Pagamento do seguro obrigatório gera divergências

Pagamento do seguro obrigatório gera divergências

Texto: Márcia Buzalaf

O pagamento do seguro obrigatório para veículos, chamado de DPVAT, está gerando polêmica na esfera tributária. O seguro, segundo a lei n.º 6.194 de 1974 que oficializou sua criação, sempre teve seu recolhimento atrelado ao pagamento do licenciamento.

Através do decreto presidencial n.º 2.867 de 8 de dezembro do ano passado, o recolhimento do seguro deve ser feito juntamente com o pagamento do Imposto sobre Propriedade de Veículos Automotores (IPVA).

A divergência é se o seguro deve ou não ser pago na primeira parcela ou na parcela única do IPVA, como prevê o decreto, ou se deve ser pago de acordo com a lei vigente desde 74, que obriga o recolhimento do seguro juntamente com o licenciamento do veículo.
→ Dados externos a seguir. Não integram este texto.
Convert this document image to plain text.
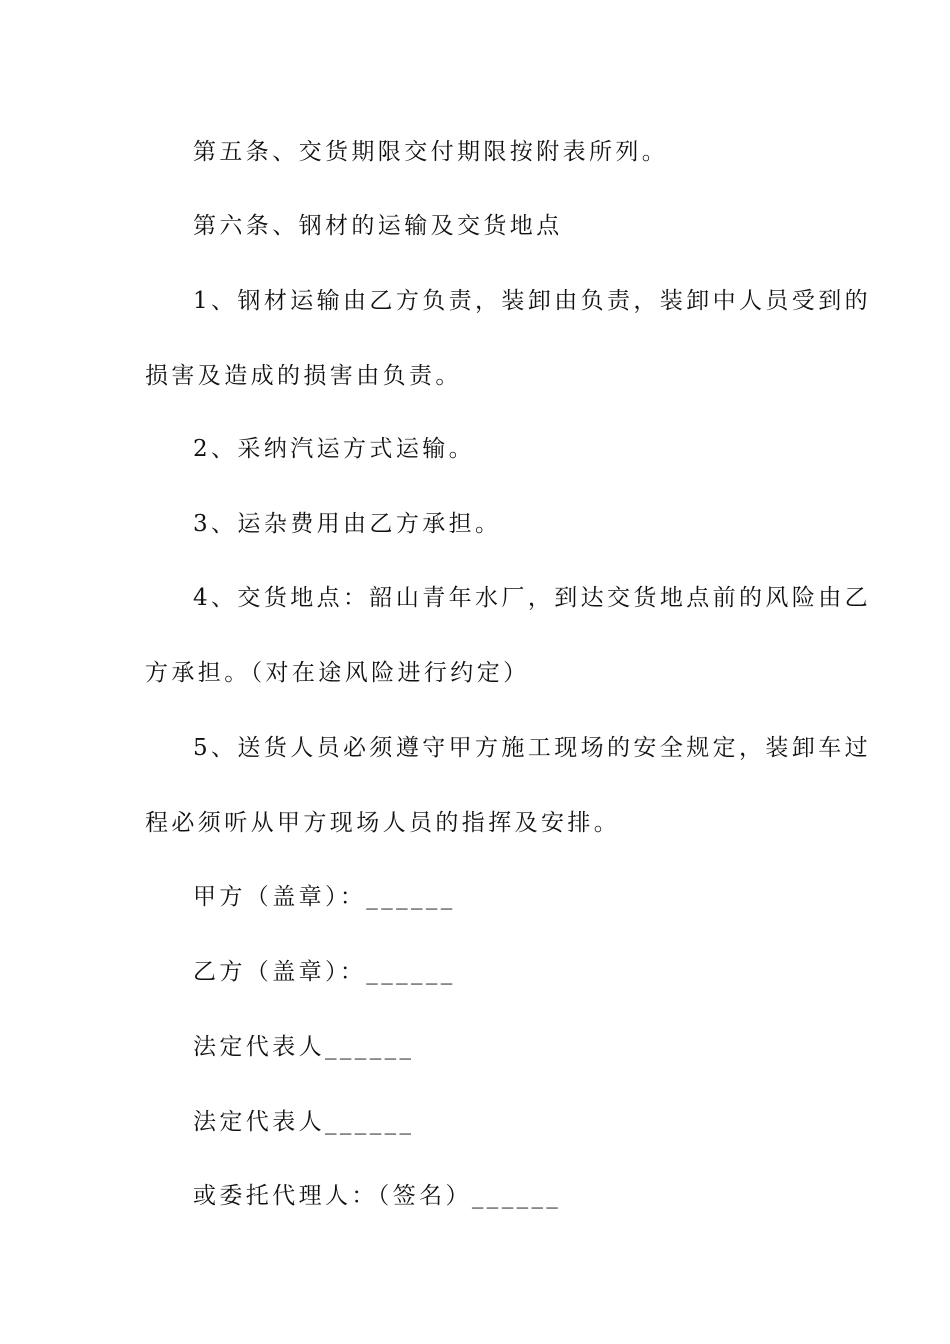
第五条、交货期限交付期限按附表所列。
第六条、钢材的运输及交货地点
1、钢材运输由乙方负责，装卸由负责，装卸中人员受到的
损害及造成的损害由负责。
2、采纳汽运方式运输。
3、运杂费用由乙方承担。
4、交货地点：韶山青年水厂，到达交货地点前的风险由乙
方承担。（对在途风险进行约定）
5、送货人员必须遵守甲方施工现场的安全规定，装卸车过
程必须听从甲方现场人员的指挥及安排。
甲方（盖章）：______
乙方（盖章）：______
法定代表人______
法定代表人______
或委托代理人：（签名）______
De acordo com o presidente da Associação dos Despachantes e diretor do interior do Sindicato dos Despachantes do Estado de São Paulo, José Pereira Bicudo Jr., 40 anos, os motoristas não devem pagar o seguro juntamente com o IPVA.

Além de ainda estar em aberta a discussão da competência do recolhimento do seguro, o valor que foi emitido - de R$ 49,20

- está desatualizado. Com o aumento da alíquota do Imposto sobre Operações Financeiras (IOF), o seguro passa para R$ 51,26. "A Fenaseg orienta para que o proprietário não recolha o seguro, que aguarde uma contra-ordem", afirma Bicudo Jr.

De acordo com algumas pessoas que receberam o guia de recolhimento do IPVA juntamente com a do seguro obrigatório, a orientação

é que, se o seguro não for pago, o veículo não será considerado licenciado.

Outro problema está sendo enfrentando por quem tem veículo com placa final zero, e que foi licenciado no mês passado. Segundo Bicudo Jr., esta pessoa teria que pagar, novamente, o seguro um mês depois de ter quitado esta obrigação.

A titular da delegacia Regional Tributária de Bauru, Neiva Fabiano Gianezi, 37 anos, afirma que não existe nenhum atrelamento do IPVA com o seguro obrigatório, que deve ser recolhido com o licenciamento. "A Secretaria da Fazenda e o Governo do Estado sempre deixaram claro para a Fenaseg que não iria fazer com que o seguro fosse recolhido com o IPVA", confirma Gianezi quando afirma que uma parceria entre a Secretaria da Fazenda e a Fenaseg para a emissão conjunta das guias de recolhimento do IPVA e do seguro obrigatório causou a confusão. Gianezi afirma que a parceria já terminou e que não existe ligação alguma entre o recolhimento do IPVA e do seguro obrigatório.

De acordo com Dinair José da Silva, 42 anos, delegado adjunto da 5.ª Ciretran de Bauru, o atrelamento do seguro ao IPVA vai contra a lei. "A lei é superior ao decreto", afirma Silva.

Ele ainda afirma que o Ministério Público está entrando com uma ação civil pública para

"derrubar" o decreto. Segundo Silva, o MP entende que o decreto configura antecipação de receita, que

é ilegal.

Silva afirma que a orientação é de não se pagar o seguro obrigatório, que só será exigido pela Ciretran juntamente com o recolhimento do licenciamento.

"Nós, particularmente, vamos exigir no licenciamento", determina Silva.

A alteração do governo, segundo Bicudo Jr., foi feita com o objetivo de aumentar a arrecadação.

"Como o governo está precisando de dinheiro, ele joga o pagamento para ser feito com o IPVA", completa Bicudo Jr. quando diz que o pagamento nesta época é um absurdo.